The sort of people we're talking about are hacks, and not even A- or B-list hacks. Such is the standing of FEMA now. Before Katrina, the most noteworthy thing the agency had done under Brown was to funnel a lot of dollars to "victims" of Hurricane Frances in Miami's Dade County in the fall of 2004. Frances hit Dade with nothing worse than a bad thunderstorm, but federal dollars from FEMA coffers started raining down on the county, and in particular on some of the poorest parts of Miami, a couple of months in advance of the 2004 election--with few questions asked and no proof of loss required in many cases.
The influx of unwarranted federal aid dollars prompted a months-long investigation in south Florida's Sun-Sentinel newspapers. (The blogger Jason Leopold has written an excellent summary of its political aspects.) "In the vast majority of hurricanes, other than those in Florida in 2004," a former Texas insurance commissioner later told the Washington Post, "complaints are rife that FEMA has vastly underpaid hurricane victims. The Frances overpayments are questionable given the timing of the election and Florida's importance as a battleground state."

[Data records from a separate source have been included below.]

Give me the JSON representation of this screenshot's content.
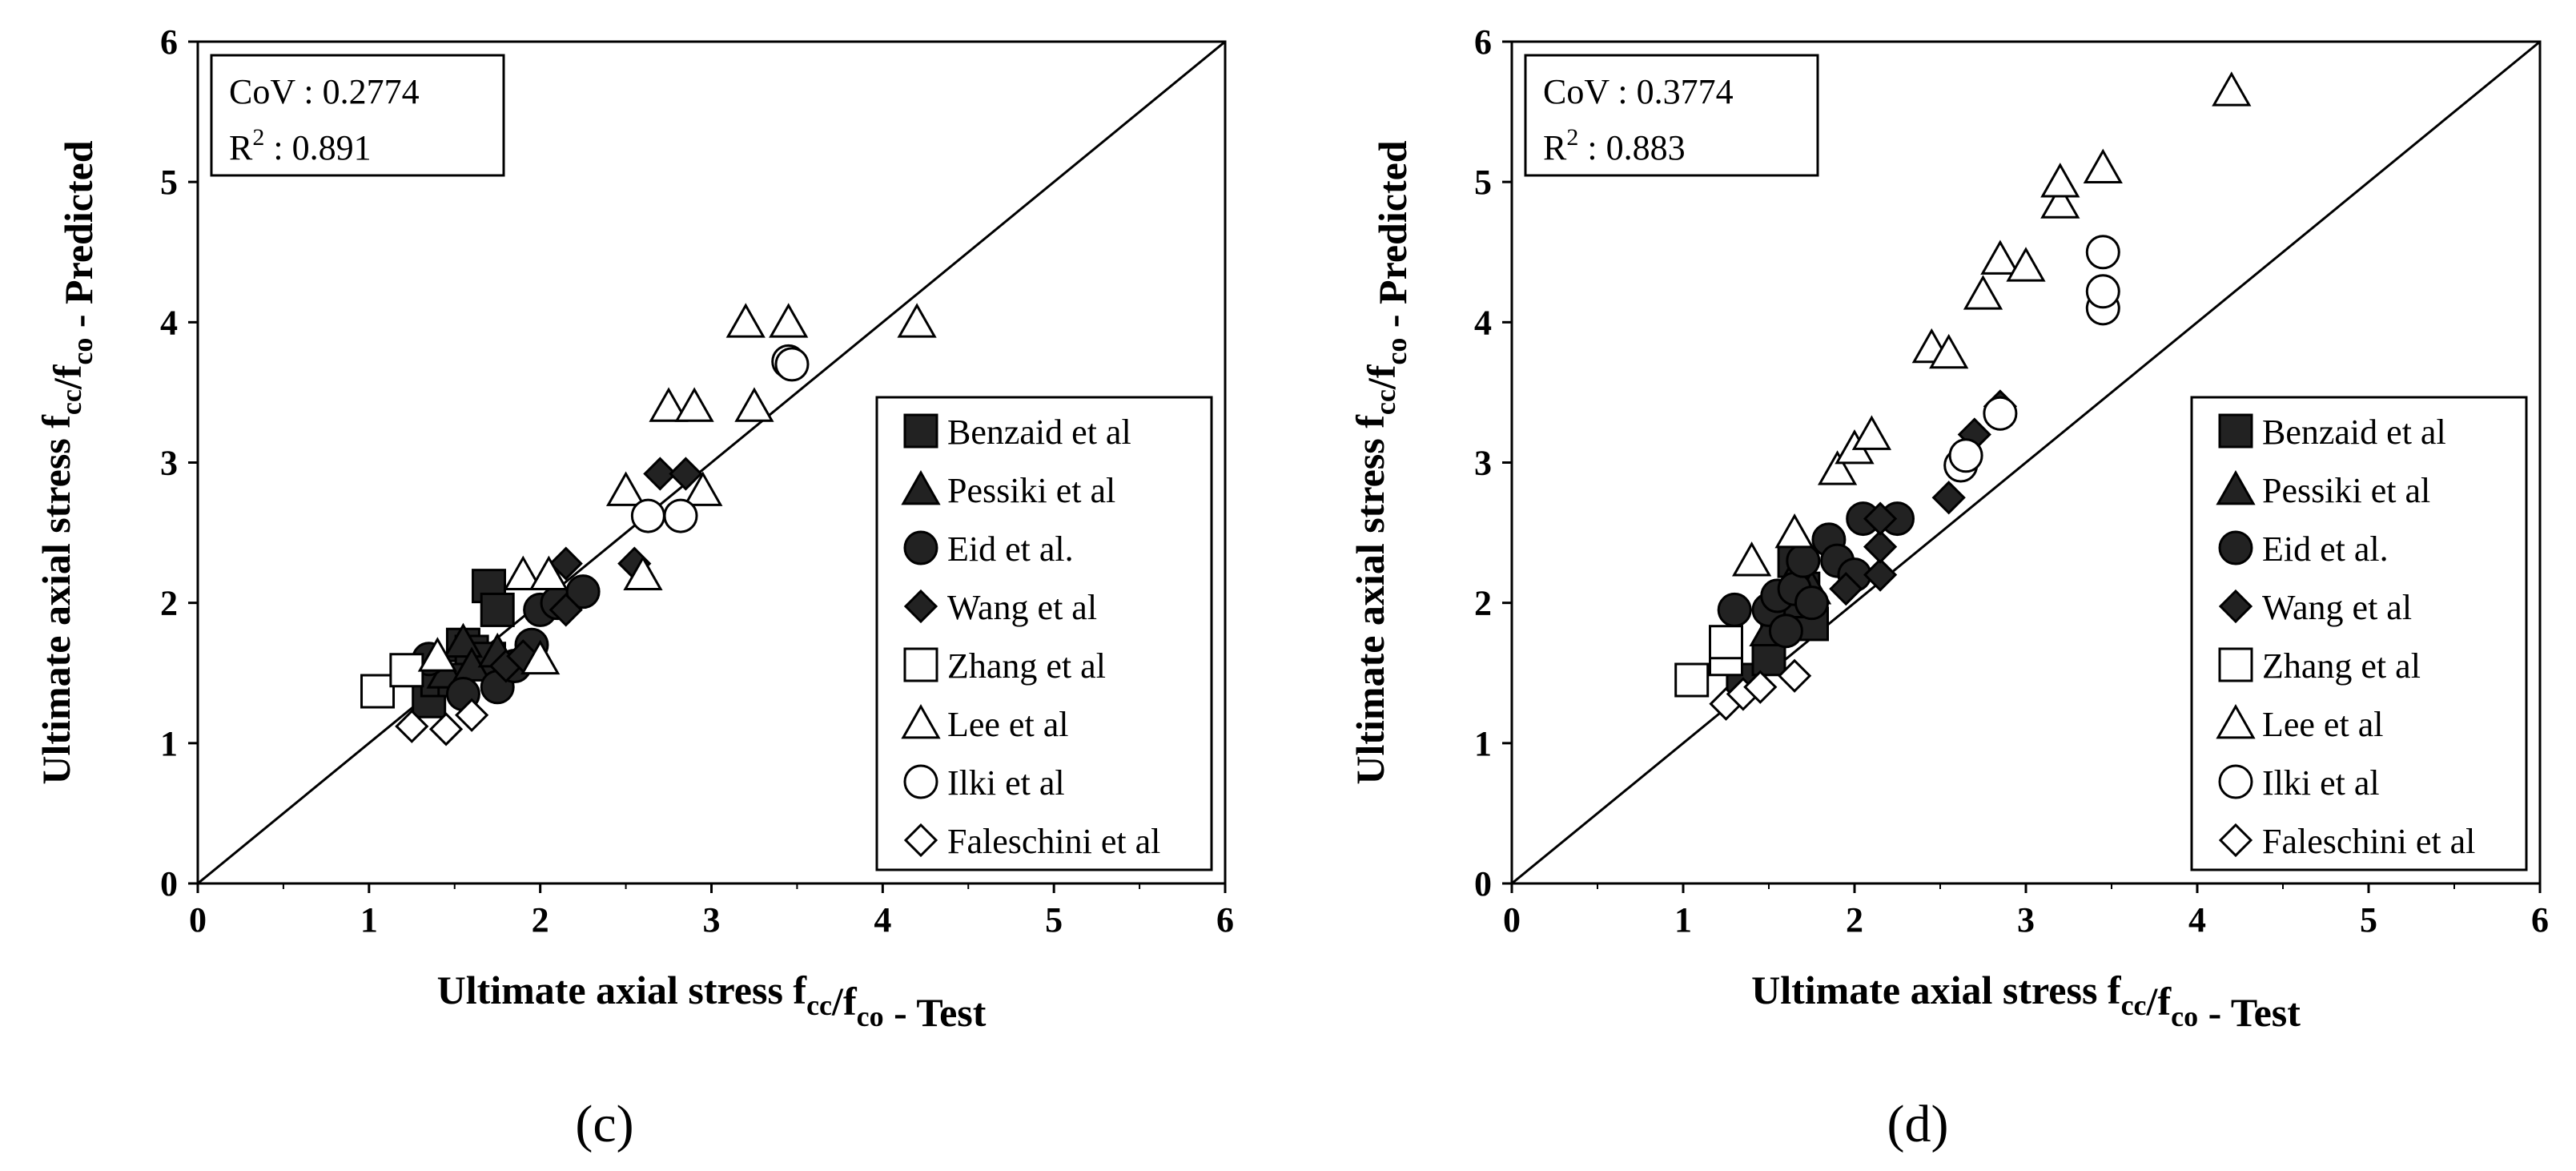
{
  "chart_data": [
    {
      "type": "scatter",
      "panel_label": "(c)",
      "title": "",
      "xlabel": "Ultimate axial stress f_cc/f_co - Test",
      "ylabel": "Ultimate axial stress f_cc/f_co - Predicted",
      "xlim": [
        0,
        6
      ],
      "ylim": [
        0,
        6
      ],
      "xticks": [
        0,
        1,
        2,
        3,
        4,
        5,
        6
      ],
      "yticks": [
        0,
        1,
        2,
        3,
        4,
        5,
        6
      ],
      "reference_line": {
        "from": [
          0,
          0
        ],
        "to": [
          6,
          6
        ]
      },
      "stats": {
        "cov_label": "CoV : ",
        "cov_value": "0.2774",
        "r2_base": "R",
        "r2_exp": "2",
        "r2_sep": " : ",
        "r2_value": "0.891"
      },
      "legend_position": "bottom-right",
      "series": [
        {
          "name": "Benzaid et al",
          "marker": "square",
          "fill": "#222222",
          "points": [
            [
              1.35,
              1.3
            ],
            [
              1.4,
              1.45
            ],
            [
              1.55,
              1.7
            ],
            [
              1.6,
              1.65
            ],
            [
              1.7,
              2.12
            ],
            [
              1.75,
              1.95
            ],
            [
              1.7,
              1.6
            ],
            [
              1.5,
              1.45
            ]
          ]
        },
        {
          "name": "Pessiki et al",
          "marker": "triangle",
          "fill": "#222222",
          "points": [
            [
              1.45,
              1.5
            ],
            [
              1.55,
              1.72
            ],
            [
              1.6,
              1.55
            ],
            [
              1.75,
              1.65
            ]
          ]
        },
        {
          "name": "Eid et al.",
          "marker": "circle",
          "fill": "#222222",
          "points": [
            [
              1.35,
              1.6
            ],
            [
              1.55,
              1.35
            ],
            [
              1.75,
              1.4
            ],
            [
              1.85,
              1.55
            ],
            [
              1.95,
              1.7
            ],
            [
              2.0,
              1.95
            ],
            [
              2.1,
              2.0
            ],
            [
              2.25,
              2.08
            ]
          ]
        },
        {
          "name": "Wang et al",
          "marker": "diamond",
          "fill": "#222222",
          "points": [
            [
              1.8,
              1.55
            ],
            [
              1.9,
              1.62
            ],
            [
              2.15,
              1.95
            ],
            [
              2.15,
              2.28
            ],
            [
              2.55,
              2.28
            ],
            [
              2.7,
              2.92
            ],
            [
              2.85,
              2.92
            ]
          ]
        },
        {
          "name": "Zhang et al",
          "marker": "square",
          "fill": "#ffffff",
          "points": [
            [
              1.05,
              1.37
            ],
            [
              1.22,
              1.52
            ]
          ]
        },
        {
          "name": "Lee et al",
          "marker": "triangle",
          "fill": "#ffffff",
          "points": [
            [
              1.4,
              1.62
            ],
            [
              1.9,
              2.2
            ],
            [
              2.0,
              1.6
            ],
            [
              2.05,
              2.2
            ],
            [
              2.5,
              2.8
            ],
            [
              2.6,
              2.2
            ],
            [
              2.75,
              3.4
            ],
            [
              2.9,
              3.4
            ],
            [
              2.95,
              2.8
            ],
            [
              3.2,
              4.0
            ],
            [
              3.25,
              3.4
            ],
            [
              3.45,
              4.0
            ],
            [
              4.2,
              4.0
            ]
          ]
        },
        {
          "name": "Ilki et al",
          "marker": "circle",
          "fill": "#ffffff",
          "points": [
            [
              2.63,
              2.62
            ],
            [
              2.82,
              2.62
            ],
            [
              3.45,
              3.72
            ],
            [
              3.47,
              3.7
            ]
          ]
        },
        {
          "name": "Faleschini et al",
          "marker": "diamond",
          "fill": "#ffffff",
          "points": [
            [
              1.25,
              1.12
            ],
            [
              1.45,
              1.1
            ],
            [
              1.6,
              1.2
            ]
          ]
        }
      ]
    },
    {
      "type": "scatter",
      "panel_label": "(d)",
      "title": "",
      "xlabel": "Ultimate axial stress f_cc/f_co - Test",
      "ylabel": "Ultimate axial stress f_cc/f_co - Predicted",
      "xlim": [
        0,
        6
      ],
      "ylim": [
        0,
        6
      ],
      "xticks": [
        0,
        1,
        2,
        3,
        4,
        5,
        6
      ],
      "yticks": [
        0,
        1,
        2,
        3,
        4,
        5,
        6
      ],
      "reference_line": {
        "from": [
          0,
          0
        ],
        "to": [
          6,
          6
        ]
      },
      "stats": {
        "cov_label": "CoV : ",
        "cov_value": "0.3774",
        "r2_base": "R",
        "r2_exp": "2",
        "r2_sep": " : ",
        "r2_value": "0.883"
      },
      "legend_position": "bottom-right",
      "series": [
        {
          "name": "Benzaid et al",
          "marker": "square",
          "fill": "#222222",
          "points": [
            [
              1.35,
              1.45
            ],
            [
              1.5,
              1.6
            ],
            [
              1.55,
              1.9
            ],
            [
              1.65,
              2.0
            ],
            [
              1.65,
              2.3
            ],
            [
              1.75,
              1.85
            ],
            [
              1.7,
              2.1
            ]
          ]
        },
        {
          "name": "Pessiki et al",
          "marker": "triangle",
          "fill": "#222222",
          "points": [
            [
              1.5,
              1.8
            ],
            [
              1.6,
              2.0
            ],
            [
              1.65,
              2.2
            ],
            [
              1.75,
              2.1
            ]
          ]
        },
        {
          "name": "Eid et al.",
          "marker": "circle",
          "fill": "#222222",
          "points": [
            [
              1.3,
              1.95
            ],
            [
              1.5,
              1.95
            ],
            [
              1.55,
              2.05
            ],
            [
              1.6,
              1.8
            ],
            [
              1.65,
              2.1
            ],
            [
              1.7,
              2.3
            ],
            [
              1.75,
              2.0
            ],
            [
              1.85,
              2.45
            ],
            [
              1.9,
              2.3
            ],
            [
              2.0,
              2.2
            ],
            [
              2.05,
              2.6
            ],
            [
              2.25,
              2.6
            ]
          ]
        },
        {
          "name": "Wang et al",
          "marker": "diamond",
          "fill": "#222222",
          "points": [
            [
              1.95,
              2.1
            ],
            [
              2.15,
              2.2
            ],
            [
              2.15,
              2.4
            ],
            [
              2.15,
              2.6
            ],
            [
              2.55,
              2.75
            ],
            [
              2.7,
              3.2
            ],
            [
              2.85,
              3.4
            ]
          ]
        },
        {
          "name": "Zhang et al",
          "marker": "square",
          "fill": "#ffffff",
          "points": [
            [
              1.05,
              1.45
            ],
            [
              1.25,
              1.6
            ],
            [
              1.25,
              1.72
            ]
          ]
        },
        {
          "name": "Lee et al",
          "marker": "triangle",
          "fill": "#ffffff",
          "points": [
            [
              1.4,
              2.3
            ],
            [
              1.65,
              2.5
            ],
            [
              1.9,
              2.95
            ],
            [
              2.0,
              3.1
            ],
            [
              2.1,
              3.2
            ],
            [
              2.45,
              3.82
            ],
            [
              2.55,
              3.78
            ],
            [
              2.75,
              4.2
            ],
            [
              2.85,
              4.45
            ],
            [
              3.0,
              4.4
            ],
            [
              3.2,
              4.85
            ],
            [
              3.2,
              5.0
            ],
            [
              3.45,
              5.1
            ],
            [
              4.2,
              5.65
            ]
          ]
        },
        {
          "name": "Ilki et al",
          "marker": "circle",
          "fill": "#ffffff",
          "points": [
            [
              2.62,
              2.98
            ],
            [
              2.65,
              3.05
            ],
            [
              2.85,
              3.35
            ],
            [
              3.45,
              4.1
            ],
            [
              3.45,
              4.22
            ],
            [
              3.45,
              4.5
            ]
          ]
        },
        {
          "name": "Faleschini et al",
          "marker": "diamond",
          "fill": "#ffffff",
          "points": [
            [
              1.25,
              1.28
            ],
            [
              1.35,
              1.35
            ],
            [
              1.45,
              1.4
            ],
            [
              1.65,
              1.48
            ]
          ]
        }
      ]
    }
  ]
}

FEMA as such is barely mentioned and never discussed in the base version of DHS's December '04 National Response Plan, which runs to 100-plus pages counting preface and appendices. This is the long-range emergency plan that DHS and the Bush administration purport to be phasing in as of this year, and the only references to FEMA are buried in long lists of the various bodies involved in "emergency support functions." Whatever sort of beating Bush takes in the short term, the administration has to be delighted at this scapegoating of an agency it's already rendered defunct. This must conjure hopes that they can wriggle out of the extraordinary mess they've made by doing away with Brown, shredding any stacks of old FEMA letterhead left lying around, and promising the improved DHS will do better in the future.
The main question, post-Katrina, is not what went wrong with the coordinated federal disaster plan. There wasn't any coordinated federal disaster plan. Why not? Friends and putative foes of the Bush administration have mostly concurred in putting it down to Bush's personal obsession with terrorism contingencies. That's a smidge too generous. The administration's early refusal to act reflected the federal government's increasingly Malthusian approach to the welfare of the surplus population, brought to an unexpectedly dramatic head, and its cluelessness once it did get moving raised larger questions about the whole mysterious edifice of Homeland Security, which theoretically replaced FEMA as the federal government's disaster response clearinghouse. We can now see that when DHS absorbed FEMA, it put in its place... nothing at all. It might be time to ask what does go on at the Department of Homeland Security. The veil of secrecy that attaches to the terror-busting apparatus has left the Bush gang with a free hand in building what amounts to, among other things, its own secret bureaucracy. Does anyone really suppose it's less plagued by corruption and empty suits than, say, FEMA--or the Oval Office?